Most Americans do not give a second thought to how much trash they produce each day, despite the fact that it is more than four pounds. Four pounds multiplied by 365 days multiplied by over 330 million people is more trash than most people can comprehend. Unfortunately, the majority of it ends up in landfills where it sits for decades before it finally breaks down. The trash rots and leaches chemical into the soil where it sits in the meantime.
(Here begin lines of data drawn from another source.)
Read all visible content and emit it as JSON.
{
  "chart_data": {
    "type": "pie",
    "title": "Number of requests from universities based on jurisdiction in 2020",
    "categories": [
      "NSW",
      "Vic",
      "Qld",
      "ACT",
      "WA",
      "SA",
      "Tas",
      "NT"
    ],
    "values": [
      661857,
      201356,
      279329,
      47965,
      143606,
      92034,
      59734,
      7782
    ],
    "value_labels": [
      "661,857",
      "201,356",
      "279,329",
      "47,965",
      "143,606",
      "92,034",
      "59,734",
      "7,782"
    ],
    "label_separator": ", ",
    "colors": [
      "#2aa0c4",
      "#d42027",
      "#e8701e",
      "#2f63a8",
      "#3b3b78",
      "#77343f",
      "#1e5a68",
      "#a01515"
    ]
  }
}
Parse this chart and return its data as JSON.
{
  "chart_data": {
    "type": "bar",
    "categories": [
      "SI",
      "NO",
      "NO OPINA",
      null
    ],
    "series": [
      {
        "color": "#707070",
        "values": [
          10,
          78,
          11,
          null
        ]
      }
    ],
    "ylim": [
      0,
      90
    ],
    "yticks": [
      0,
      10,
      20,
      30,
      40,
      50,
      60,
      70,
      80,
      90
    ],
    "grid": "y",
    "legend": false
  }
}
Some Surprising Trash Statistics
Michigan, Illinois, and Indiana, all Midwestern states, produce more trash per capita than any of the others. California holds the distinction of having more landfills than any of its 49 neighbors. The Eureka state has more than twice as many landfills as Texas, the state with the next highest number. Landfills in Indiana, the state with the third-largest trash output per capita, are growing at the fastest rate in the nation.
Although people produce more trash than they did in 1960, less of it goes into landfills. According to a study conducted by the Environmental Protection Agency (EPA) Landfill Methane Outreach Program, each American produced 2.7 pounds of trash daily in 1960. Approximately 2.5 pounds of it ended up in landfills.
In 2017, the year the EPA conducted this study, 2.3 of every 4.5 pounds of daily trash generated by Americans went to the nearest landfill. Although this is a good news, bad news scenario, it does provide encouragement for people who work in the recycling industry that their work is paying off.
USA Still Among the Most Wasteful Countries
Recycling rates have more than doubled in the past 30 years, as has the rate of composted trash. Composting describes the process of burning trash to generate electricity. However, this solution is not without its problems since it contributes to environmental decline.
Private companies currently own half of the nation’s 1,280 landfills. What that means in practice is that these companies control what happens to 75 percent of the trash generated by American consumers. Local municipalities own 580 landfills, but at least 300 of those will have to close within the next few years because they have reached capacity.
Because waste production is not slowing down, the landfills that remain will overflow with trash. The result is unwanted environmental stress and potential health hazards for the people who live in municipalities that contain a landfill.
The entire trash and recycling industry has been operating in crisis mode since 2017, the year that China stopped accepting imported recyclable material from the United States. Prior to four years ago, one-sixth of all trash Americans generated went to China. The situation has gotten so urgent that some states must ship trash to other states because they simply have no place to put it.
When Will American Landfills Reach Their Capacity?
An organization called Solid Waste Environmental Excellence Protocol (SWEEP) predicts that the United States will run out of landfill space by 2035 if Americans do not change their consumption and disposal habits. Paper and packaging material take up more landfill space than anything else.
Educational campaigns may convince some Americans of the need to take recycling seriously. The country also needs more environmental groups to step up with innovative solutions to its trash overload problem.